Ach, übrigens...

Es ist angerichtet!

Vorarlberg
18.06.2023 12:55

„Krone“-Kolumnist Harald Petermichl hat sich dieses Mal mit der nicht unbedingt vorbildlichen Aufarbeitung der vergangenen Fußball-WM in Katar auseinandergesetzt. Und hat dabei bemerkt, dass für den FIFA-Präsidenten die Zukunft viel wichtiger zu sein scheint, als Vergangenes.

Weil die gesamte Fußballwelt schon seit Wochen dem heutigen Abend entgegenfiebert, an dem Kroatien und Spanien im Rotterdamer „De Kuip“ den Sieger eines überflüssigen Turniers ermitteln, dessen Regelwerk man nicht zwingend verstanden haben muss, droht fast in Vergessenheit zu geraten, dass exakt heute vor einem halben Jahr, am 18. Dezember 2022, ein gewisser Lionel Andrés Messi Cuccittini eine vom italienischen Bildhauer Silvio Gazzaniga entworfene Trophäe (Nein, es ist kein Pokal, sonst könnte man nämlich daraus trinken) in den persischen Golfhimmel stemmen durfte, weil sich das argentinische Nationalteam gerade zum Titelträger der allerersten Winter-WM der Fußballgeschichte elfmetert hatte.

Dieses Turnier könnte man eigentlich längst ad acta gelegt haben, hätte es da im Vorfeld nicht so verdächtig viele Gebetsmühlen-Beteuerungen der FIFA in Person ihres Präsidenten Gianni Infantino gegeben, wie unglaublich wichtig diese unter fragwürdigsten Umständen zustande gekommene Veranstaltung sei, um in Qatar einen veritablen Umschwung einzuleiten, was den Kampf gegen Menschenrechtsverletzungen, Diskriminierung, Ausbeutung von Arbeitsmigranten und menschenunwürdige Arbeitsbedingungen betrifft, um nur die wichtigsten der weltweit benannten Missstände zu benennen.

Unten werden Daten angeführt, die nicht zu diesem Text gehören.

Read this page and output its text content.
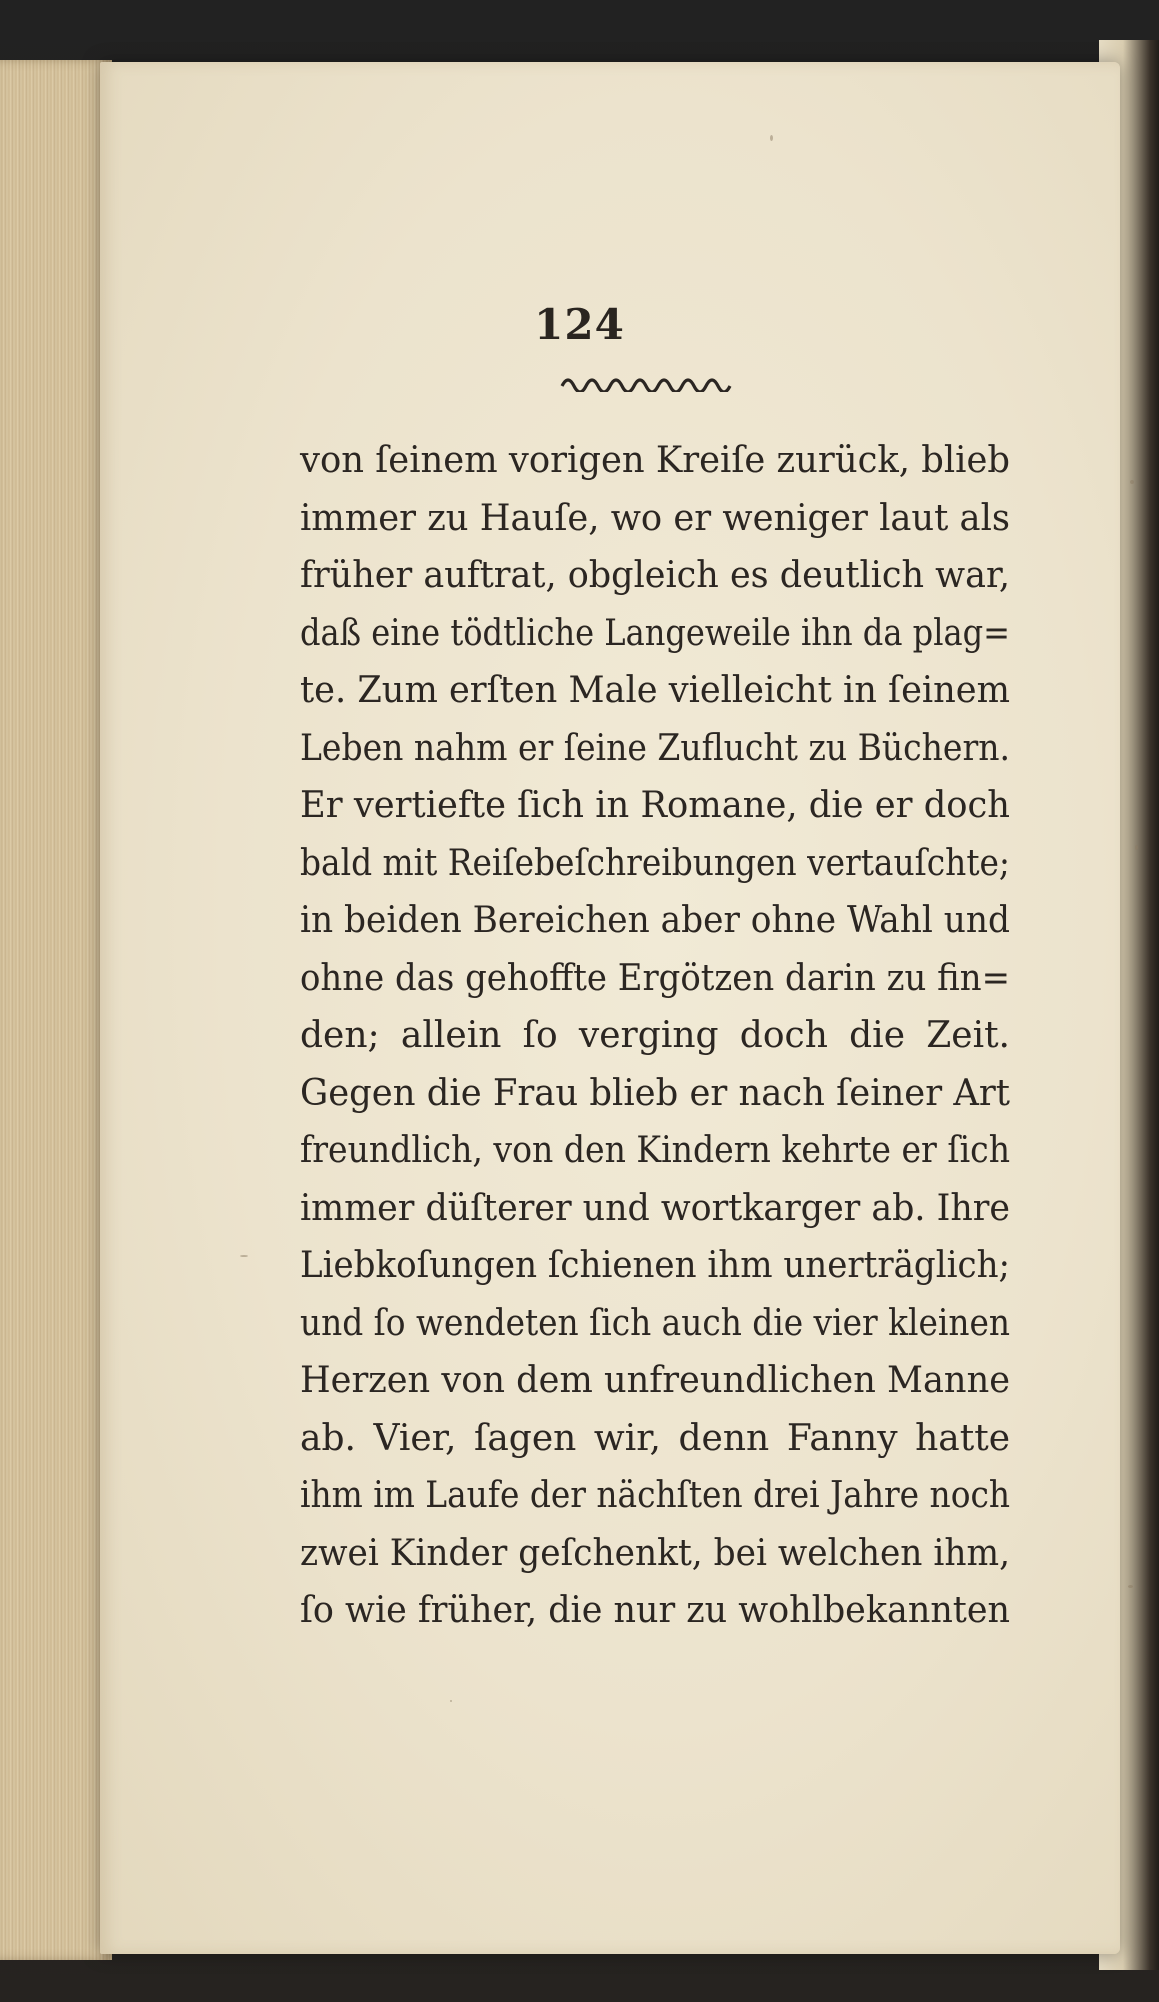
124
von ſeinem vorigen Kreiſe zurück, blieb
immer zu Hauſe, wo er weniger laut als
früher auftrat, obgleich es deutlich war,
daß eine tödtliche Langeweile ihn da plag=
te. Zum erſten Male vielleicht in ſeinem
Leben nahm er ſeine Zuflucht zu Büchern.
Er vertiefte ſich in Romane, die er doch
bald mit Reiſebeſchreibungen vertauſchte;
in beiden Bereichen aber ohne Wahl und
ohne das gehoffte Ergötzen darin zu fin=
den; allein ſo verging doch die Zeit.
Gegen die Frau blieb er nach ſeiner Art
freundlich, von den Kindern kehrte er ſich
immer düſterer und wortkarger ab. Ihre
Liebkoſungen ſchienen ihm unerträglich;
und ſo wendeten ſich auch die vier kleinen
Herzen von dem unfreundlichen Manne
ab. Vier, ſagen wir, denn Fanny hatte
ihm im Laufe der nächſten drei Jahre noch
zwei Kinder geſchenkt, bei welchen ihm,
ſo wie früher, die nur zu wohlbekannten
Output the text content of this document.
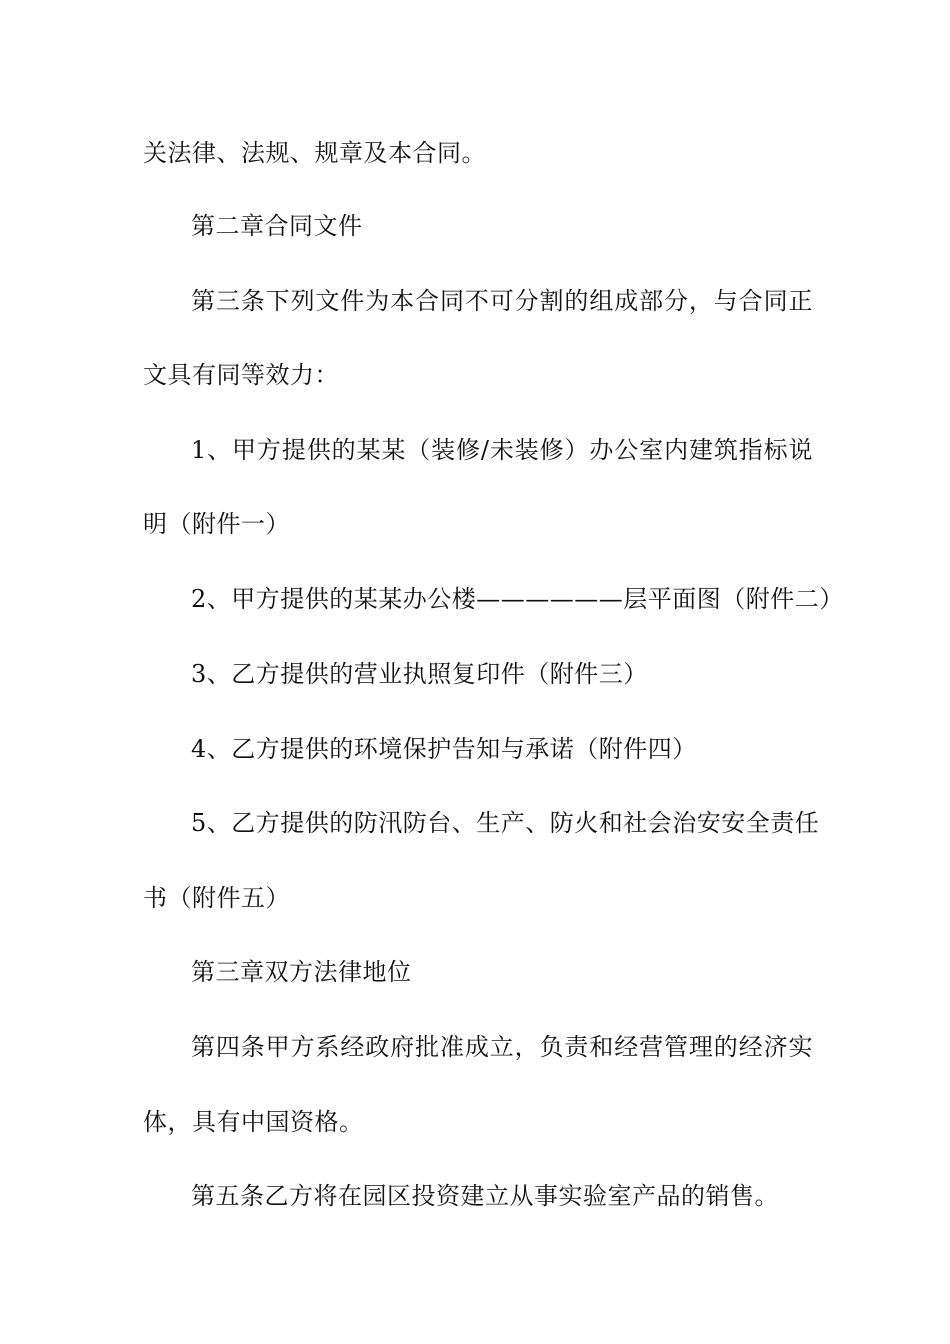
关法律、法规、规章及本合同。
第二章合同文件
第三条下列文件为本合同不可分割的组成部分，与合同正
文具有同等效力：
1、甲方提供的某某（装修/未装修）办公室内建筑指标说
明（附件一）
2、甲方提供的某某办公楼——————层平面图（附件二）
3、乙方提供的营业执照复印件（附件三）
4、乙方提供的环境保护告知与承诺（附件四）
5、乙方提供的防汛防台、生产、防火和社会治安安全责任
书（附件五）
第三章双方法律地位
第四条甲方系经政府批准成立，负责和经营管理的经济实
体，具有中国资格。
第五条乙方将在园区投资建立从事实验室产品的销售。
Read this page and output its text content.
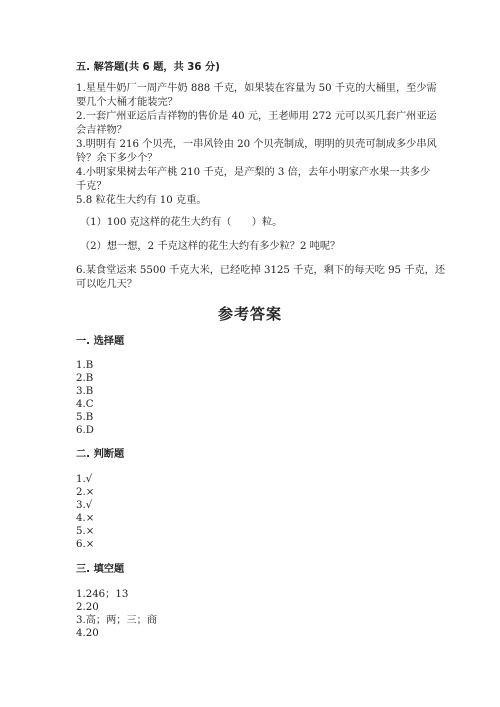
五. 解答题(共 6 题，共 36 分)
1.星星牛奶厂一周产牛奶 888 千克，如果装在容量为 50 千克的大桶里，至少需
要几个大桶才能装完？
2.一套广州亚运后吉祥物的售价是 40 元，王老师用 272 元可以买几套广州亚运
会吉祥物？
3.明明有 216 个贝壳，一串风铃由 20 个贝壳制成，明明的贝壳可制成多少串风
铃？余下多少个？
4.小明家果树去年产桃 210 千克，是产梨的 3 倍，去年小明家产水果一共多少
千克？
5.8 粒花生大约有 10 克重。
（1）100 克这样的花生大约有（　　）粒。
（2）想一想，2 千克这样的花生大约有多少粒？2 吨呢？
6.某食堂运来 5500 千克大米，已经吃掉 3125 千克，剩下的每天吃 95 千克，还
可以吃几天？
参考答案
一. 选择题
1.B
2.B
3.B
4.C
5.B
6.D
二. 判断题
1.√
2.×
3.√
4.×
5.×
6.×
三. 填空题
1.246；13
2.20
3.高；两；三；商
4.20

Jetzt, nach einem halben Jahr, wäre für die FIFA eigentlich ein perfekter Zeitpunkt, diese versprochenen Fortschritte öffentlich zu präsentieren und sich dabei ordentlich auf die Schulter zu klopfen.

Pustekuchen, denn in Zürich denkt man gar nicht daran, all die vollmundigen Versprechungen an der heutigen Realität zu messen, wohingegen nicht nur „Amnesty International“ einigermaßen frustriert feststellt, dass der kurz vor und während der WM zaghaft begonnene Dialog mit Qatar über Menschenrechtsfragen mit Turnierende schlagartig beendet worden sei und zwischendurch erzielte minimale Fortschritte keinerlei Bestand hätten. Das Thema geht Infantino am Allerwertesten vorbei, was verständlich ist, da er schließlich schon lange vor der WM wusste, dass sie „die beste aller Zeiten“ wird und so keinen Grund hat, einen prüfenden Blick darauf zu werfen. So spricht einiges dafür, dass wir in Qatar 22 eine Art Fingerübung für die WM 2030 in Saudi-Arabien gesehen haben. Die Voraussetzungen könnten besser nicht sein, denn wir hätten da a) einen rigoros gegen Andersdenkende vorgehenden saudischen Kronprinzen, b) einen skrupellosen Weltverbandspräsidenten und c) eine FIFA, die korrupter scheint denn je. Also, es ist angerichtet.